- Climate change could be hurting sales growth at Greggs.
- Recent extremes of hot and cold weather have triggered four profit warnings and created volatility in Greggs’ stock price, according to Barclays.
- Data from the Met Office show Britain is getting hotter and rainier as the years go by.
LONDON – Climate change could be hurting sales growth at Greggs, the gigantic baked goods chain, according to an analysis of Meteorological Office data by Barclays.
Recent extremes of hot and cold weather have triggered profit warnings in recent years, moving Greggs’ stock price, according to Barclays analyst Richard Taylor and his team. High temperatures hurt sales growth, their analysis shows.
“Greggs issued a profit warning at its AGM in May following extreme cold weather (as well as ‘weaker market conditions’), so investors are very focused on how trading evolves. Our analysis indicates that in previous heat waves trading has been disrupted (hot food is not appealing), and there have been one positive and two negative share price outcomes,” he told clients in a research note seen by Business Insider.
The pastry chain’s sales are affected by severe weather in both winter and summer, the data show.
Broadly, Greggs is unstoppable. It has nearly 1,900 locations in the UK, dwarfing chains like McDonald’s, Starbucks and Pret a Manger. It is not uncommon to see multiple branches of Greggs on a single street, or two stores facing each across an intersection, such is Britain’s insatiable need for pies. The sausage-rolls-and-sandwiches company opens new locations in Britain at a rate of more than 10 per month. Its revenues are still growing: like-for-like sales were up 1.3% in May.
Greggs is so vast that is it perhaps not surprising its business can only be swayed by planet-wide events, like global warming. The worry is that growth might be pinched if people don’t want to eat starchy baked pastries in warm weather, or they stay at home during winter storms, the Barclays analysis suggests.
Britain’s climate is certainly becoming more extreme. Average temperatures have risen nearly 2 degrees Centigrade since the beginning of the 20th Century, according to the Met Office.
Britain also has heavier rain. In 1961, Britain got an average of just over 150 centimetres of rain per year. In 2017, it was well over 160 centimetres, the Met data say.
And the UK has fewer frost days now than 50 years ago, too.
In May, Greggs issued a profit warning because sales were reduced by the “Beast from the East,” an unusually severe winter snowstorm that brought Britain to a halt for a few days. A large number of Greggs outlets were unable to open, and those that did saw lower foot traffic. The stock dropped 15% on the news.

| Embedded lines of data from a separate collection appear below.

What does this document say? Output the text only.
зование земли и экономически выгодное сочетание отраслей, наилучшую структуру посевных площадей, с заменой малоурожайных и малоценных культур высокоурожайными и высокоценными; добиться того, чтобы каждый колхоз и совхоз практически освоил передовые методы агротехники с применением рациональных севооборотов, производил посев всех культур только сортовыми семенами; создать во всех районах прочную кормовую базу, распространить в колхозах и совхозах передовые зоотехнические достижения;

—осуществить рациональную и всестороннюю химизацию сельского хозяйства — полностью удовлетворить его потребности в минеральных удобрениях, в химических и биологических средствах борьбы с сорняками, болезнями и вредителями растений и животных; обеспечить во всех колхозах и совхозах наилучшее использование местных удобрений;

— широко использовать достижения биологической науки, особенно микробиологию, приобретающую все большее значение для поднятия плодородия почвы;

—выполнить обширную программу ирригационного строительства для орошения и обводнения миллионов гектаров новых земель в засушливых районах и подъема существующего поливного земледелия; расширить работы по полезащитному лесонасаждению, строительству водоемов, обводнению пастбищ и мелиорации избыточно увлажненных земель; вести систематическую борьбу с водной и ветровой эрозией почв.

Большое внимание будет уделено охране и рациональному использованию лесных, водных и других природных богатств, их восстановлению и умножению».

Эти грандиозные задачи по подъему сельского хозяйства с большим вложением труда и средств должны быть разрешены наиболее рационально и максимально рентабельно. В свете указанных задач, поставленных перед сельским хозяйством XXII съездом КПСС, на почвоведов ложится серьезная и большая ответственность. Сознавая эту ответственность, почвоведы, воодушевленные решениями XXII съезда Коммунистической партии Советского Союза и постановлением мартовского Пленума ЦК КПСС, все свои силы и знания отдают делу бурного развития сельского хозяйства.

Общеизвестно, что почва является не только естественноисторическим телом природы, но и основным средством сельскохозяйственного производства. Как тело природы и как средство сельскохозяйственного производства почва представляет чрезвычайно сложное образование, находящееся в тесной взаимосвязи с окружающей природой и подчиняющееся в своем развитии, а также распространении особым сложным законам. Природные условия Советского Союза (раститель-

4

So Barclays decided to find out just how much of a problem the weather is for Greggs. “Writing about the weather and its potential impact is never a proud moment for us, as we do not believe it affects the fundamental value of a company. However, we are regularly asked about recent warm weather, and share prices clearly react to this news,” Taylor told clients.
He discovered that Greggs has warned of the effect of weather on its business on three previous occasions, which coincided with the three greatest temperature anomalies since 2003.
Right now, of course, Britain is basking in a glorious – albeit unusual – heatwave that began at the start of June. There has been almost no rain across the country for several weeks. No one is in the mood for a cheese and bacon wrap.
“Given that the temperature anomaly reading in June 2018 is +1.8, similar to 2003 and 2013, we would be surprised if the company does not mention the weather as having an impact on trading when it reports H1 results (scheduled for 31st July),” Taylor’s note says.